Karena cuaca ekstrem di Samudra Selatan, harga ikan laut segar telah meningkat secara dramatis di sejumlah pasar tradisional di wilayah Malang Raya. Karena cuaca ekstrem, nelayan setempat enggan pergi ke laut untuk mengurangi pasokan ikan.
“Selain harga mahal, nelayan dari Lelang Ikan Sendangbiru (TPI) dan daerah penangkapan ikan seperti Probolinggo, Situbondo dan Banyuwangi sedang dikurangi,” kata salah satu pedagang ikan segar di pasar Dinoyo di Malang, Nani. Antara, Selasa (5/2).

Menurutnya, kenaikan harga ikan laut segar dimulai pada akhir 2018 dan diperkirakan akan berlanjut hingga bulan depan. Cuaca ekstrem yang telah terjadi dalam beberapa bulan terakhir telah membuat nelayan enggan berlayar untuk secara signifikan meningkatkan ikan dan produk laut lainnya seperti gurita dan udang di pasar tradisional Malang Raya.

Sebagai contoh, harga ikan Tengiri sebelumnya adalah 75.000 rupee – 78.000 rupee per kilogram hingga 100.000 rupee (dalam bentuk potongan bersih), sedangkan ikan Tengiri kecil yang utuh berharga 85.000 rupee per kilogram.

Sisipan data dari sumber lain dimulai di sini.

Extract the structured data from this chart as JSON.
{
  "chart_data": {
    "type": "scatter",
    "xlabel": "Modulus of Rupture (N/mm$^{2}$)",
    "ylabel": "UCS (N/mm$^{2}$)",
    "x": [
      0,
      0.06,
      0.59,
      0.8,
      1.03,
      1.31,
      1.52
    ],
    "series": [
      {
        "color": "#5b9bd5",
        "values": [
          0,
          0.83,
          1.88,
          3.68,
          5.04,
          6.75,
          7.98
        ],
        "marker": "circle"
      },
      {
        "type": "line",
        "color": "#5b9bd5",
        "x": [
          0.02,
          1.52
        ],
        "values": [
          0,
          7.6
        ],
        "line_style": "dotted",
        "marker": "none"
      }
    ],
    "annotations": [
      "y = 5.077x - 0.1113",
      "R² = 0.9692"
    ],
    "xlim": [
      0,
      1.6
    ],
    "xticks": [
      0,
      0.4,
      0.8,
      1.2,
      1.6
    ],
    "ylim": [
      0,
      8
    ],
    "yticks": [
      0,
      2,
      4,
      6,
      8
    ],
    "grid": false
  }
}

Sementara itu, harga cumi-cumi telah meningkat dari 60.000 rupee per kilogram untuk harga sebelumnya 50.000 rupee per kilogram menjadi 70 hingga 75 rupee per kilogram untuk krustasea laut sebesar 65 ribu rupee.

Sementara itu, harga Cobfish adalah Rp 35.000 per kilogram dari harga sebelumnya Rp 25.000 per kilogram, sebelumnya menjual tuna Rp 30.000 per kilogram Rp 40.000 per kilogram dan Kakap Merah antara Rp 55.000 per kilogram dan Rp 70.000 per kilogram.

“Selain kenaikan harga, pasokan ikan segar telah turun hampir 50 persen,” kata Nani.

Peningkatan ini diperkirakan akan berlanjut selama minggu depan. “Diperkirakan sampai akhir Tahun Baru Cina, dan dalam beberapa minggu ke depan, harga ikan laut segar akan terus naik, karena ombaknya tinggi dan para nelayan tidak melaut,” katanya. Selain itu, beberapa tangkapan laut sulit didapat.
Karena cuaca ekstrem dengan gelombang laut yang tinggi, ribuan nelayan di Kabupaten Malang enggan berlayar di laut, yang mempengaruhi pasokan ikan di TPI Sendangbiru, sebuah pasar ikan di wilayah selatan Malang. Potensi tangkapan ikan dan hasil laut lainnya di Wilayah Laut Malang selatan diperkirakan mencapai 400.000 ton per tahun, tetapi saat ini hanya antara 12 dan 16.000 ton per tahun. Sebagian besar spesies ikan laut di Laut Selatan Malang termasuk bayi tuna, tengiri, cacalang, kakap merah, ikan kerapu, udang, lobster dan lainnya.